Gait pattern coordination is affected by several factors (e.g., neurodegeneration), while aging is known to have a significant negative impact. Various gait parameters, such as gait asymmetry (GA) and stride time coefficient of variation (CV), are widely used in both research and clinical settings in order to evaluate human locomotion. Another parameter is the phase coordination index (PCI), which specifically assesses bilateral coordination of gait (BCG), by quantifying the consistency and accuracy of the anti-phased stepping pattern.
In this study we hypothesized that there is a steady deterioration in the bilateral coordination of walking through ageing, and in gait rhythmicity, which would be evident by an increase in the values of the coordination parameters which are examined.
We analyzed gait cycles of 66 healthy participants in ages between 40 and 85 years which were divided into five age groups (40-44; 45-54; 55-64; 75 +). The participants performed corridor walking (i.e., back and forth) wearing a computerized motion sensor-based gait analysis system.
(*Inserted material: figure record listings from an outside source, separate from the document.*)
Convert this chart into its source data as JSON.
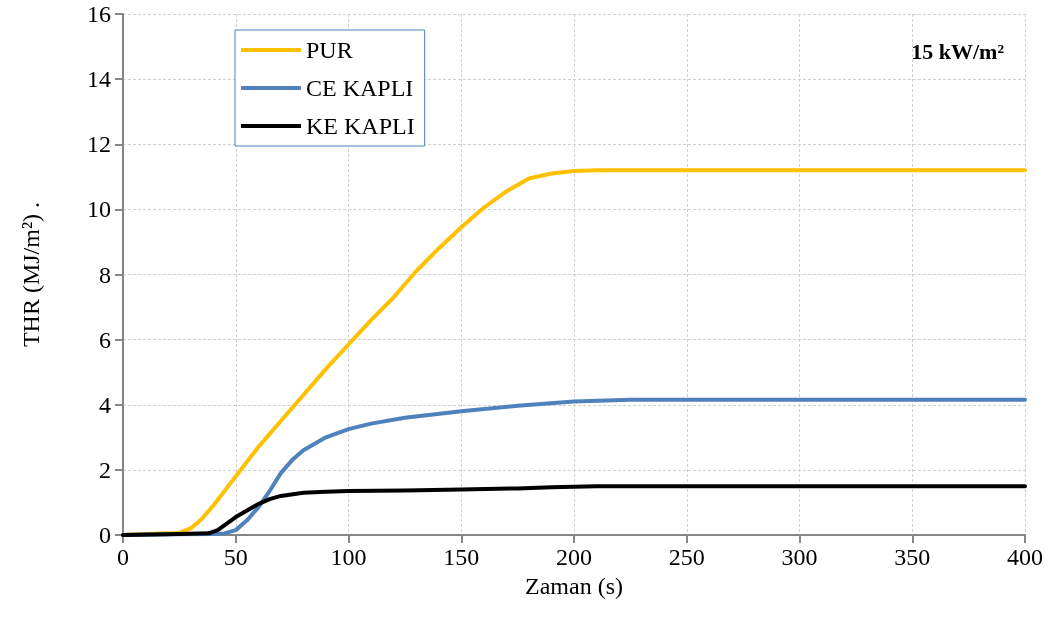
{
  "chart_data": {
    "type": "line",
    "xlabel": "Zaman (s)",
    "ylabel": "THR (MJ/m²) .",
    "annotations": [
      "15 kW/m²"
    ],
    "xlim": [
      0,
      400
    ],
    "xticks": [
      0,
      50,
      100,
      150,
      200,
      250,
      300,
      350,
      400
    ],
    "ylim": [
      0,
      16
    ],
    "yticks": [
      0,
      2,
      4,
      6,
      8,
      10,
      12,
      14,
      16
    ],
    "grid": true,
    "legend": "top left",
    "marker": "none",
    "line_style": "solid",
    "series": [
      {
        "name": "PUR",
        "color": "#ffc000",
        "x": [
          0,
          10,
          20,
          25,
          30,
          35,
          40,
          50,
          60,
          70,
          80,
          90,
          100,
          110,
          120,
          130,
          140,
          150,
          160,
          170,
          175,
          180,
          190,
          200,
          210,
          250,
          300,
          350,
          400
        ],
        "values": [
          0,
          0.03,
          0.05,
          0.07,
          0.2,
          0.5,
          0.9,
          1.8,
          2.7,
          3.5,
          4.3,
          5.1,
          5.85,
          6.6,
          7.3,
          8.1,
          8.8,
          9.45,
          10.05,
          10.55,
          10.75,
          10.95,
          11.1,
          11.18,
          11.2,
          11.2,
          11.2,
          11.2,
          11.2
        ]
      },
      {
        "name": "CE KAPLI",
        "color": "#4f81bd",
        "x": [
          0,
          20,
          40,
          45,
          50,
          55,
          60,
          65,
          70,
          75,
          80,
          90,
          100,
          110,
          125,
          150,
          175,
          200,
          225,
          250,
          300,
          350,
          400
        ],
        "values": [
          0,
          0.02,
          0.03,
          0.05,
          0.15,
          0.45,
          0.85,
          1.35,
          1.9,
          2.3,
          2.6,
          3.0,
          3.25,
          3.42,
          3.6,
          3.8,
          3.97,
          4.1,
          4.15,
          4.15,
          4.15,
          4.15,
          4.15
        ]
      },
      {
        "name": "KE KAPLI",
        "color": "#000000",
        "x": [
          0,
          20,
          38,
          42,
          46,
          50,
          55,
          60,
          65,
          70,
          80,
          90,
          100,
          125,
          150,
          175,
          190,
          210,
          250,
          300,
          350,
          400
        ],
        "values": [
          0,
          0.02,
          0.05,
          0.15,
          0.35,
          0.55,
          0.75,
          0.95,
          1.1,
          1.2,
          1.3,
          1.33,
          1.35,
          1.37,
          1.4,
          1.43,
          1.47,
          1.5,
          1.5,
          1.5,
          1.5,
          1.5
        ]
      }
    ]
  }
}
PCI, CV and GA parameters were calculated for the straight-line walking segments.
PCI values remained relatively stable between the ages of 40-75 (3.16 ± 1.11%), while in the age group of 75 + years old we observed a significant increase (i.e., deterioration in BCG) in PCI values (5.68 ± 2.01%, p < 0.047). Same pattern was seen for the CV parameter. However, GA was not statistically significantly different between all age groups.
It appears that PCI and CV are more sensitive measures to detect changes in gait through the aging process. The results suggest that potential screening to detect salient gait deterioration should start from the age of 70. On the other hand, GA may be used to identify neurological impairments if found increased at any age.
步态协调受到多种因素的影响(例如,神经退行性变),而衰老被认为具有显著的负面影响。在研究和临床环境中,广泛使用各种步态参数,例如步态不对称(GA)和步长时间变异系数(CV),以评估人类的运动功能。另一个参数是相位协调指数(PCI),它通过量化反相步幅模式的一致性和准确性,专门评估步态的双侧协调(BCG)。
本研究假设随着年龄的增长,步行的双侧协调和步态节律性会逐渐恶化,这将通过所检查的协调参数值的增加而显现出来。
我们分析了 66 名健康参与者的步态周期,他们的年龄在 40 岁至 85 岁之间,分为五个年龄组(40-44 岁;45-54 岁;55-64 岁;75 岁以上)。参与者穿着基于计算机的运动传感器步态分析系统在走廊上行走(即来回走)。为直线行走段计算了 PCI、CV 和 GA 参数。
在 40-75 岁之间,PCI 值相对稳定(3.16±1.11%),而在 75 岁以上的年龄组中,我们观察到 PCI 值显著增加(即 BCG 恶化)(5.68±2.01%,p<0.047)。CV 参数也呈现出相同的模式。然而,GA 在所有年龄组之间没有统计学上的显著差异。
似乎 PCI 和 CV 是更敏感的指标,可以检测到衰老过程中步态的变化。研究结果表明,从 70 岁开始,应该进行潜在的筛查以检测明显的步态恶化。另一方面,如果在任何年龄发现 GA 增加,则可以使用 GA 来识别神经功能障碍。